According to the present invention there is provided an accelerometer caliper while drilling arrangement comprising a drill bit having an axis of rotation and a gauge region, a caliper tool body, a first accelerometer mounted upon the caliper tool body and arranged to measure acceleration in a first direction, and a second accelerometer mounted upon the caliper tool body and arranged to measure acceleration in a second direction orthogonal to the first direction, wherein the caliper tool body and the drill bit are coupled to one another in such a manner that the first and second accelerometers are mounted in a known relationship to the drill bit.

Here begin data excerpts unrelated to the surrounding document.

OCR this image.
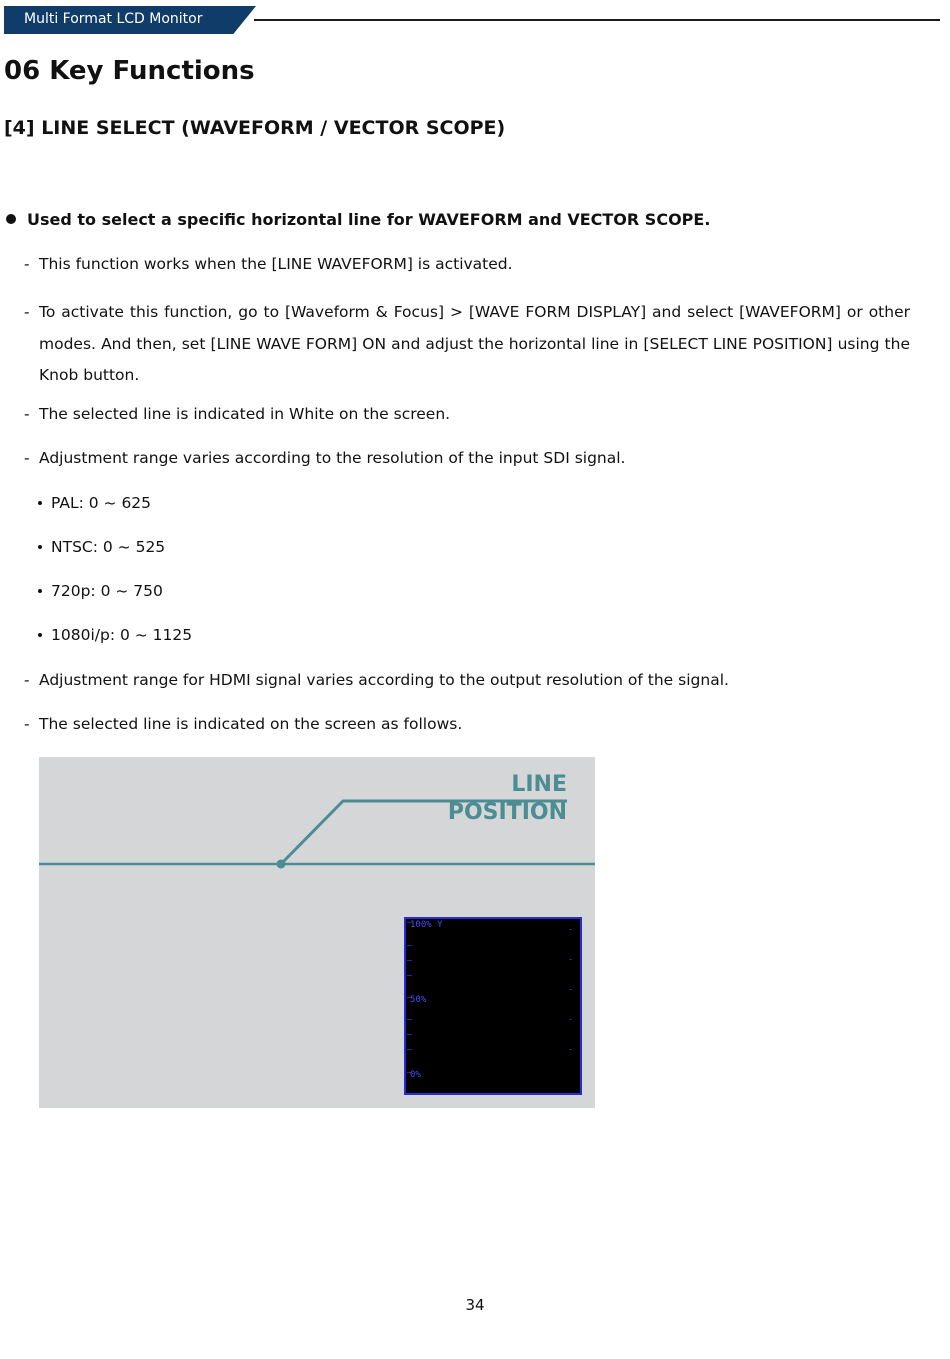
Multi Format LCD Monitor
06 Key Functions
[4] LINE SELECT (WAVEFORM / VECTOR SCOPE)
Used to select a specific horizontal line for WAVEFORM and VECTOR SCOPE.
- This function works when the [LINE WAVEFORM] is activated.
- To activate this function, go to [Waveform & Focus] > [WAVE FORM DISPLAY] and select [WAVEFORM] or other modes. And then, set [LINE WAVE FORM] ON and adjust the horizontal line in [SELECT LINE POSITION] using the Knob button.
- The selected line is indicated in White on the screen.
- Adjustment range varies according to the resolution of the input SDI signal.
PAL: 0 ~ 625
NTSC: 0 ~ 525
720p: 0 ~ 750
1080i/p: 0 ~ 1125
- Adjustment range for HDMI signal varies according to the output resolution of the signal.
- The selected line is indicated on the screen as follows.
LINE
POSITION
100% Y
50%
0%
34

As the accelerometers are mounted in a known relationship to the drill bit, and as the drill bit defines the edges of the bore, the positions of the accelerometers are known and the acceleration readings taken using the accelerometer can be used to ascertain the shape of the wellbore.

Although as described above, only two orthogonally mounted accelerometers are required, it will be appreciated that if a greater number of accelerometers are provided, then it may be possible to increase the accuracy with which caliper readings can be taken. In a preferred arrangement, three accelerometers are used, but it will be appreciated that the invention is not restricted to arrangements including three accelerometers.

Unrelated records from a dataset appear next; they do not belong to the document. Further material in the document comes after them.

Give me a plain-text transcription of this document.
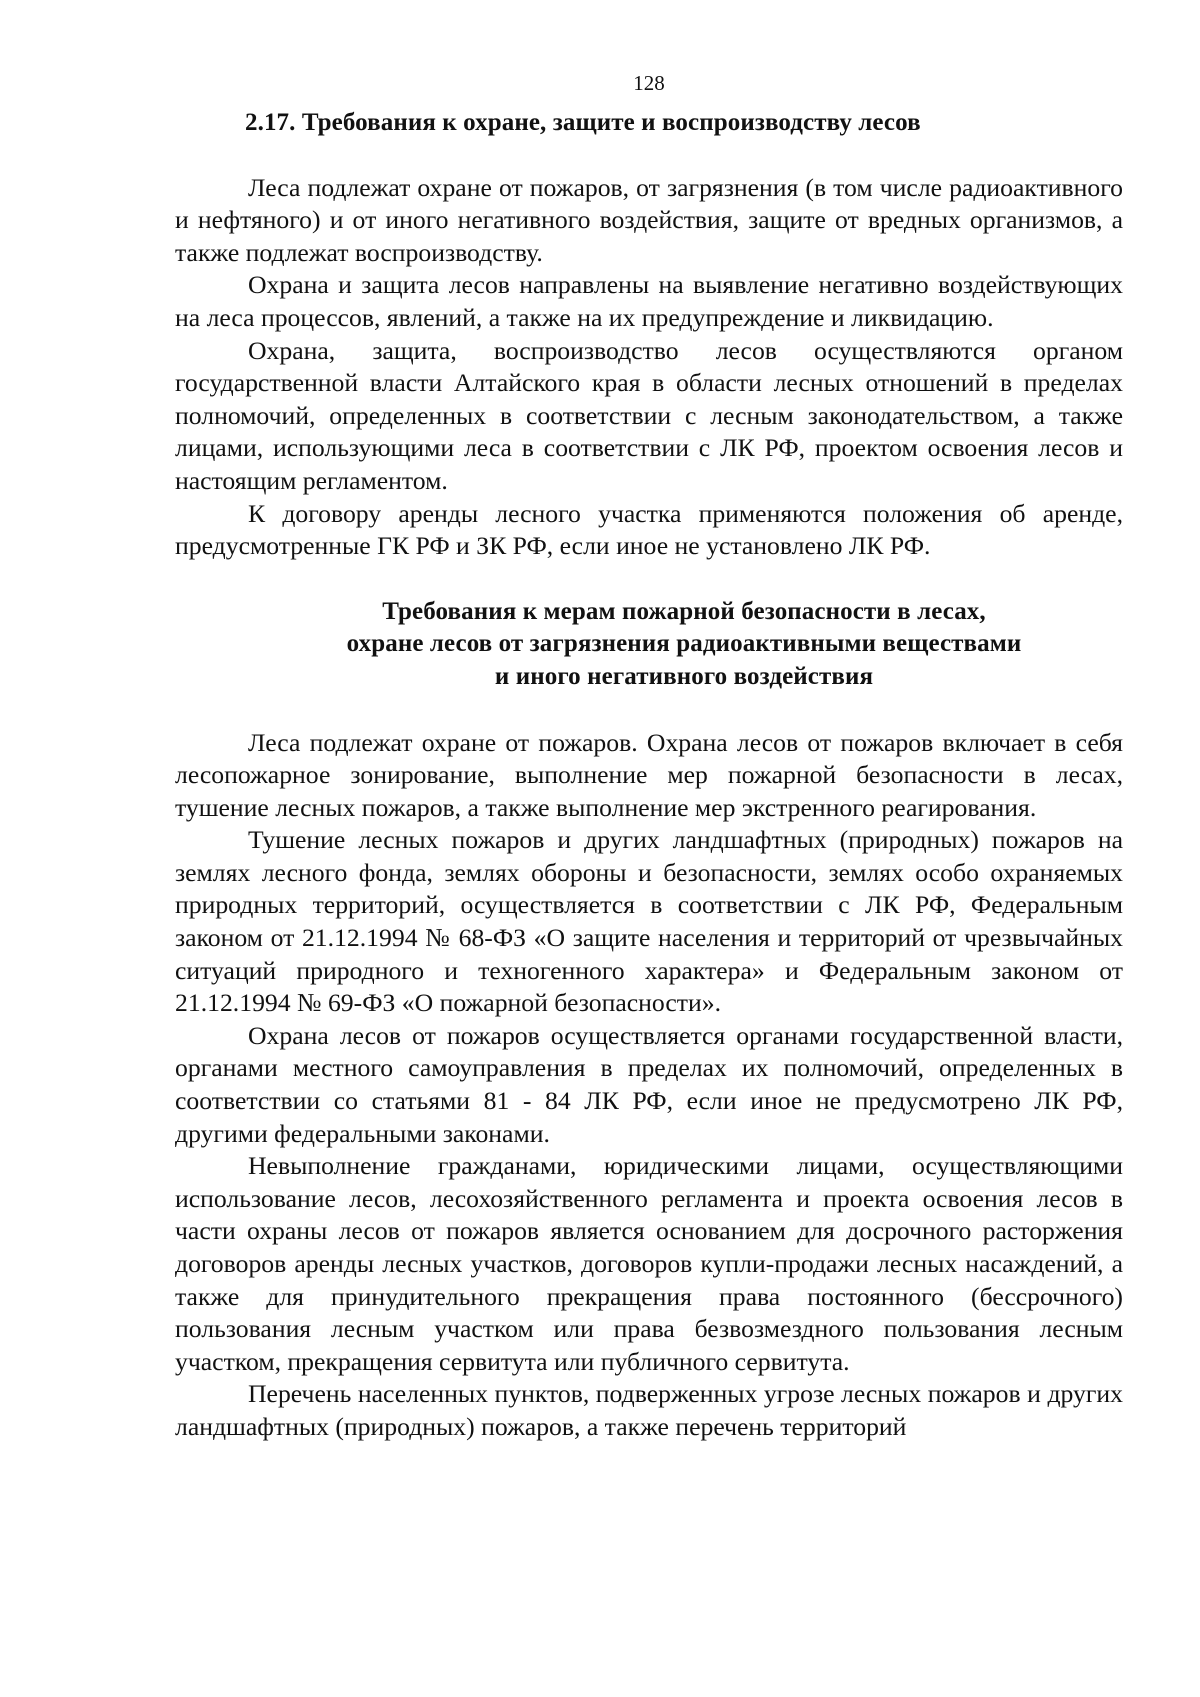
128
2.17. Требования к охране, защите и воспроизводству лесов

Леса подлежат охране от пожаров, от загрязнения (в том числе радиоактивного и нефтяного) и от иного негативного воздействия, защите от вредных организмов, а также подлежат воспроизводству.

Охрана и защита лесов направлены на выявление негативно воздействующих на леса процессов, явлений, а также на их предупреждение и ликвидацию.

Охрана, защита, воспроизводство лесов осуществляются органом государственной власти Алтайского края в области лесных отношений в пределах полномочий, определенных в соответствии с лесным законодательством, а также лицами, использующими леса в соответствии с ЛК РФ, проектом освоения лесов и настоящим регламентом.

К договору аренды лесного участка применяются положения об аренде, предусмотренные ГК РФ и ЗК РФ, если иное не установлено ЛК РФ.

Требования к мерам пожарной безопасности в лесах,
охране лесов от загрязнения радиоактивными веществами
и иного негативного воздействия

Леса подлежат охране от пожаров. Охрана лесов от пожаров включает в себя лесопожарное зонирование, выполнение мер пожарной безопасности в лесах, тушение лесных пожаров, а также выполнение мер экстренного реагирования.

Тушение лесных пожаров и других ландшафтных (природных) пожаров на землях лесного фонда, землях обороны и безопасности, землях особо охраняемых природных территорий, осуществляется в соответствии с ЛК РФ, Федеральным законом от 21.12.1994 № 68-ФЗ «О защите населения и территорий от чрезвычайных ситуаций природного и техногенного характера» и Федеральным законом от 21.12.1994 № 69-ФЗ «О пожарной безопасности».

Охрана лесов от пожаров осуществляется органами государственной власти, органами местного самоуправления в пределах их полномочий, определенных в соответствии со статьями 81 - 84 ЛК РФ, если иное не предусмотрено ЛК РФ, другими федеральными законами.

Невыполнение гражданами, юридическими лицами, осуществляющими использование лесов, лесохозяйственного регламента и проекта освоения лесов в части охраны лесов от пожаров является основанием для досрочного расторжения договоров аренды лесных участков, договоров купли-продажи лесных насаждений, а также для принудительного прекращения права постоянного (бессрочного) пользования лесным участком или права безвозмездного пользования лесным участком, прекращения сервитута или публичного сервитута.

Перечень населенных пунктов, подверженных угрозе лесных пожаров и других ландшафтных (природных) пожаров, а также перечень территорий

It is thought that the accelerometer caliper while drilling tool will be able to take wellbore caliper diameter measurements with an accuracy of up to about +/-0.06".

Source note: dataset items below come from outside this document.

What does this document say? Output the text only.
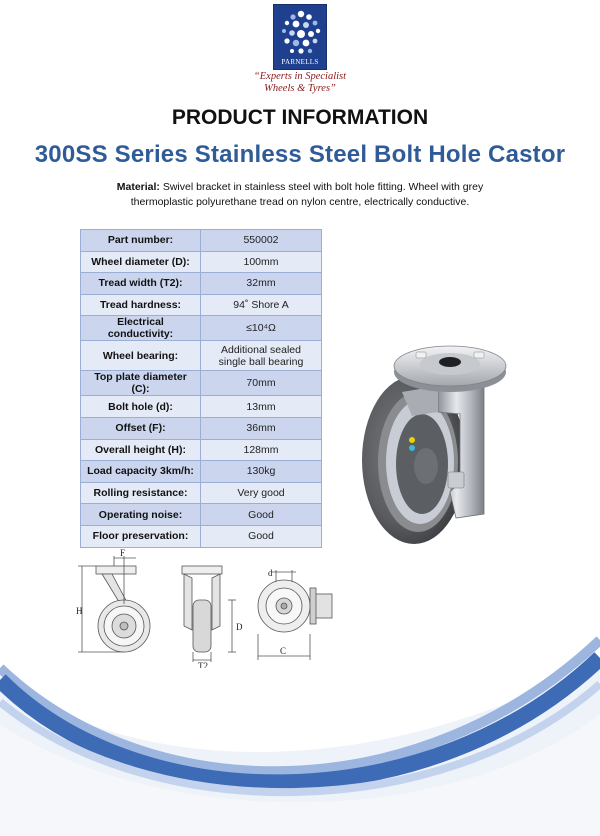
PARNELLS
“Experts in Specialist
Wheels & Tyres”
PRODUCT INFORMATION
300SS Series Stainless Steel Bolt Hole Castor
Material: Swivel bracket in stainless steel with bolt hole fitting. Wheel with grey
thermoplastic polyurethane tread on nylon centre, electrically conductive.
Part number:	550002
Wheel diameter (D):	100mm
Tread width (T2):	32mm
Tread hardness:	94˚ Shore A
Electrical conductivity:	≤10⁴Ω
Wheel bearing:	Additional sealed
single ball bearing
Top plate diameter (C):	70mm
Bolt hole (d):	13mm
Offset (F):	36mm
Overall height (H):	128mm
Load capacity 3km/h:	130kg
Rolling resistance:	Very good
Operating noise:	Good
Floor preservation:	Good
F
H
D
T2
d
C
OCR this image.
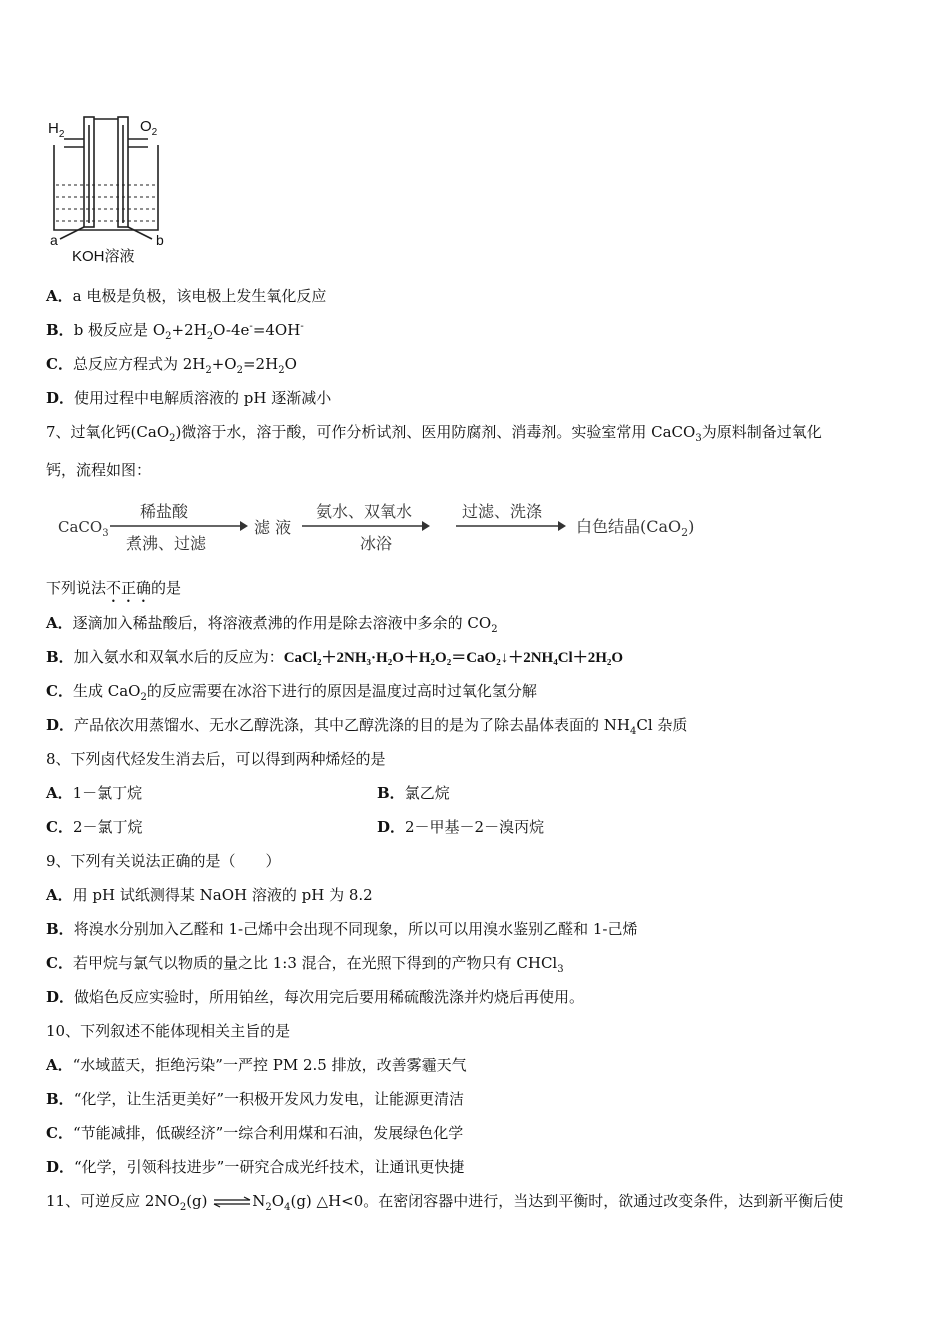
$H_2$	$O_2$
a	b
KOH溶液
A．a 电极是负极，该电极上发生氧化反应
B．b 极反应是 $O_2+2H_2O-4e^-=4OH^-$
C．总反应方程式为 $2H_2+O_2=2H_2O$
D．使用过程中电解质溶液的 pH 逐渐减小
7、过氧化钙(CaO$_2$)微溶于水，溶于酸，可作分析试剂、医用防腐剂、消毒剂。实验室常用 CaCO$_3$为原料制备过氧化
钙，流程如图：
CaCO$_3$
稀盐酸
煮沸、过滤
滤 液
氨水、双氧水
冰浴
过滤、洗涤
白色结晶(CaO$_2$)
下列说法不正确的是
A．逐滴加入稀盐酸后，将溶液煮沸的作用是除去溶液中多余的 $CO_2$
B．加入氨水和双氧水后的反应为：CaCl₂＋2NH₃·H₂O＋H₂O₂＝CaO₂↓＋2NH₄Cl＋2H₂O
C．生成 CaO$_2$的反应需要在冰浴下进行的原因是温度过高时过氧化氢分解
D．产品依次用蒸馏水、无水乙醇洗涤，其中乙醇洗涤的目的是为了除去晶体表面的 $NH_4Cl$ 杂质
8、下列卤代烃发生消去后，可以得到两种烯烃的是
A．1－氯丁烷	B．氯乙烷
C．2－氯丁烷	D．2－甲基－2－溴丙烷
9、下列有关说法正确的是（　　）
A．用 pH 试纸测得某 NaOH 溶液的 pH 为 8.2
B．将溴水分别加入乙醛和 1-己烯中会出现不同现象，所以可以用溴水鉴别乙醛和 1-己烯
C．若甲烷与氯气以物质的量之比 1:3 混合，在光照下得到的产物只有 CHCl$_3$
D．做焰色反应实验时，所用铂丝，每次用完后要用稀硫酸洗涤并灼烧后再使用。
10、下列叙述不能体现相关主旨的是
A．“水域蓝天，拒绝污染”一严控 PM 2.5 排放，改善雾霾天气
B．“化学，让生活更美好”一积极开发风力发电，让能源更清洁
C．“节能减排，低碳经济”一综合利用煤和石油，发展绿色化学
D．“化学，引领科技进步”一研究合成光纤技术，让通讯更快捷
11、可逆反应 $2NO_2(g)$ $\rightleftharpoons N_2O_4(g)$ △H<0。在密闭容器中进行，当达到平衡时，欲通过改变条件，达到新平衡后使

If desired, the caliper tool body may form part of the drill bit.

The invention will further be described, by way of example, with reference to the accompanying drawings, in which:

FIG. 1 is a diagrammatic view illustrating a wellbore and bottom hole assembly including an accelerometer caliper while drilling system;

FIG. 2 is a diagrammatic sectional view of part of the caliper while drilling system; and

FIG. 3 is a diagrammatic view of part of an alternative bottom hole assembly.

The bottom hole assembly (BHA) illustrated, diagrammatically, in FIG. 1 comprises a drill bit 10 of the rotary drag type which has an axis 12 about which it is rotated, in use, and a gauge region 14. The gauge region bears against the wall 16 of the wellbore, in use.

The drill bit 10 is mounted upon a caliper tool 18 which comprises a body of diameter slightly smaller than the diameter of the gauge region 14 of the drill bit 10. As the body 20 is slightly smaller in diameter than the gauge region 14, it will be appreciated that, when the bottom hole assembly is in a straight part of the wellbore, the tool body 20 is radially spaced from the wall 16 of the wellbore.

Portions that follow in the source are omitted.